Pengertian defisiensi antitrombin
Defisiensi antitrombin adalah suatu kondisi saat kadar antitrombin dalam darah dalam keadaan rendah. Antitrombin adalah satu hal yang menjaga supaya tidak terjadi penggumpalan darah dalam tubuh tidak berlebihan.
Ketika terjadi luka misalnya, zat yang berperan menutup luka dan membentuk gumpalan darah adalah thrombin. berkerja mengontrol thrombin agar tidak berlebihan, maka dibutuhkan antitrombin. Jika penggumpalan darah tidak terkontrol, maka akan terjadi thrombosis atau tersumbatnya pembuluh darah, baik di pembuluh darah kecil maupun besar.
Diagnosis defisiensi antitrombin
Untuk mendiagnosis defisiensi antitrombin akan ditentukan berdasar pemeriksaan laboratorium untuk menguji kandungan dan kerja protein tersebut. Ketidaksempurnaan terjadi jika kandungan antitrombin di bawah jumlah normal. Selain pemeriksaan kandungan antitrombin, diagnosis juga bisa dilakukan dengan memakai cara pemeriksaan Genetic Testing Registry (GTR).
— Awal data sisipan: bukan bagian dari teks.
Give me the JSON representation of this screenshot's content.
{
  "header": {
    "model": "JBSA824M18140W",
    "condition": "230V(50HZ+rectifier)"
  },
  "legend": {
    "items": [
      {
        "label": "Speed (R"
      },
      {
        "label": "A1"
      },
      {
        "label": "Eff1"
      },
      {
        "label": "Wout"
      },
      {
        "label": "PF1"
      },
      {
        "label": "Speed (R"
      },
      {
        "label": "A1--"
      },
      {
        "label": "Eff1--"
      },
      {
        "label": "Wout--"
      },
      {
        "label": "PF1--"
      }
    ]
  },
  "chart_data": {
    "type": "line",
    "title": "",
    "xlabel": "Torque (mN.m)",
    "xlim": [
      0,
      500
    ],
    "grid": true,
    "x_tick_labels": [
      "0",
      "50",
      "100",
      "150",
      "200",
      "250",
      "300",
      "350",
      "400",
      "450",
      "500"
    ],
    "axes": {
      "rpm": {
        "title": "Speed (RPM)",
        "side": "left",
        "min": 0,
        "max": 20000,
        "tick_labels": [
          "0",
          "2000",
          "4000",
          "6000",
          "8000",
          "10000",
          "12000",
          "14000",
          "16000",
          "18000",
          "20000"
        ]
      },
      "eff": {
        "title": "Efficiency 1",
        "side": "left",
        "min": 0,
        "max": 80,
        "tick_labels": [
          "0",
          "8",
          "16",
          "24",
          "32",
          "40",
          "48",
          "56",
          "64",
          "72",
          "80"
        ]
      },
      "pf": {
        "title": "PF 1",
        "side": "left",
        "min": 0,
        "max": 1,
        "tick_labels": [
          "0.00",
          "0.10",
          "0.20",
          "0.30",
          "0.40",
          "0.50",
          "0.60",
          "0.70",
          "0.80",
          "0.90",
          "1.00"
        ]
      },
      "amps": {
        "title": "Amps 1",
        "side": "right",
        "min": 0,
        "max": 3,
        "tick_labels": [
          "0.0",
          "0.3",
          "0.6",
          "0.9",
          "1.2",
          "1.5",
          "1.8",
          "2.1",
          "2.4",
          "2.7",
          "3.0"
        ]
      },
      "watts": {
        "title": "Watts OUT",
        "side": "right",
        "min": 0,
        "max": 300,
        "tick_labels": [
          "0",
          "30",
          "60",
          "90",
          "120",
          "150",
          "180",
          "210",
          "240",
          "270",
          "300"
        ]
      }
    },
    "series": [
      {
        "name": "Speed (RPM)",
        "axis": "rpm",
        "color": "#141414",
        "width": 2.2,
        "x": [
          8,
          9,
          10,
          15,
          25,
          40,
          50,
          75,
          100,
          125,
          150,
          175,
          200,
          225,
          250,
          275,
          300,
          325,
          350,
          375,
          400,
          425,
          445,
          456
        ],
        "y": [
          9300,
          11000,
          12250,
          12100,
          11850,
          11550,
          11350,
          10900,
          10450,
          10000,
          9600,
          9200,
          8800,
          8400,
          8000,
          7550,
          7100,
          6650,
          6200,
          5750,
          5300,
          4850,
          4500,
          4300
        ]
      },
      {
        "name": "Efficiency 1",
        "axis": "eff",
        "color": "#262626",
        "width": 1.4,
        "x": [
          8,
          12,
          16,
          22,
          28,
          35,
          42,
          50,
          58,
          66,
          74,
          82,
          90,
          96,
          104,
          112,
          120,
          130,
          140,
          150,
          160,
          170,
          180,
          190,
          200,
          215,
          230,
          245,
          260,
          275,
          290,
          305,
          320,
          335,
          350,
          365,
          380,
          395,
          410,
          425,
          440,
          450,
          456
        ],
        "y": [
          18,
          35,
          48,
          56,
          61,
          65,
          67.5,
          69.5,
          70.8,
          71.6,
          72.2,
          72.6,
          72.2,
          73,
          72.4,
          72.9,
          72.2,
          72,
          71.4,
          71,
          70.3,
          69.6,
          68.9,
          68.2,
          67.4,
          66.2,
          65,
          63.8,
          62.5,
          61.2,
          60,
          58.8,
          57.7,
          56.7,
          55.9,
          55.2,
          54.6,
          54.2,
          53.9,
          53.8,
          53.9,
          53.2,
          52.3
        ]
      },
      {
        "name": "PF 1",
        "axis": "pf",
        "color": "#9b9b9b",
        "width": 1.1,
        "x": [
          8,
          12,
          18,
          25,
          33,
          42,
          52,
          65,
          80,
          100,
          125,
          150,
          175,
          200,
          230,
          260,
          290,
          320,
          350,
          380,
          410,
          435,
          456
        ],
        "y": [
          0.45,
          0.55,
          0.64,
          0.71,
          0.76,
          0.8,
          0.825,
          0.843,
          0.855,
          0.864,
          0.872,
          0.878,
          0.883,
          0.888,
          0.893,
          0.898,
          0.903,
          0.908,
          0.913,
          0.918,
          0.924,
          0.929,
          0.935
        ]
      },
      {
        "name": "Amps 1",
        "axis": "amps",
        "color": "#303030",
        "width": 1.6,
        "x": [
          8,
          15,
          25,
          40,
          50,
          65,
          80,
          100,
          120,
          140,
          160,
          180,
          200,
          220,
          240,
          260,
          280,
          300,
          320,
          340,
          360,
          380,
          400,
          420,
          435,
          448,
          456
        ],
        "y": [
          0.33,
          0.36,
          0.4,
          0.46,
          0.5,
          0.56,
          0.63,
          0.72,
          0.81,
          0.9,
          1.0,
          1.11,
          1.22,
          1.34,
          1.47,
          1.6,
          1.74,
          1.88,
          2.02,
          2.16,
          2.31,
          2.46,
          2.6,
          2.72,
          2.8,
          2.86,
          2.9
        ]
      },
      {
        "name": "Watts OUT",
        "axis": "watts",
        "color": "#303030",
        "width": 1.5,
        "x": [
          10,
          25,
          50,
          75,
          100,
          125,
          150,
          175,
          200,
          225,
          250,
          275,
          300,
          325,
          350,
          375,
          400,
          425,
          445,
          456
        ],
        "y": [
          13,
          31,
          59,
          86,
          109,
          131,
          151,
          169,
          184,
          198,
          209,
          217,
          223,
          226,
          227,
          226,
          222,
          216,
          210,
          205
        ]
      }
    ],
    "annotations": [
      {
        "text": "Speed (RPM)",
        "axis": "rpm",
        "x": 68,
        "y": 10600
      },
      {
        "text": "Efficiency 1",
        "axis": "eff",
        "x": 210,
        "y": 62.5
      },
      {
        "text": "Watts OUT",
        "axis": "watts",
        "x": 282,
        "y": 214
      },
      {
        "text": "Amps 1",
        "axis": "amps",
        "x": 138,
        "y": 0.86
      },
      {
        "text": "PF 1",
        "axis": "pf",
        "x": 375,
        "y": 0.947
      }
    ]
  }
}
Penyebab defisiensi antitrombin
Defisiensi antitrombin diicu karena kelainan genetika yang diturunkan dalam satu garis keluarga. Perubahani pada gen SERPINC1 diperkirakan sebagai penyebab spesifik gangguan ini.
Jika ada riwayat defiensi antotrombin dalam keluarga, maka anak yang dilahirkan berisiko mempunyai gangguan yang mirip sebesar 50 persen. Risiko ini sama besarnya baik pada anak laki-laki ataupun perempuan.
Lain daripada kelainan genetik, defisiensi protein S bisa terjadi karena faktor lain misalnya gangguan hati, ginjal, atau penggunaan obat L-asparaginase pada leukemia. Kandungan antitrombin yang rendah juga bisa terjadi juga pada terapi heparin, luka bakar berat, juga trauma. Akan tetapi keadaan ini umumnya hanya sementara dan akan membaik jika kondisi umumnya mengalami perbaikan.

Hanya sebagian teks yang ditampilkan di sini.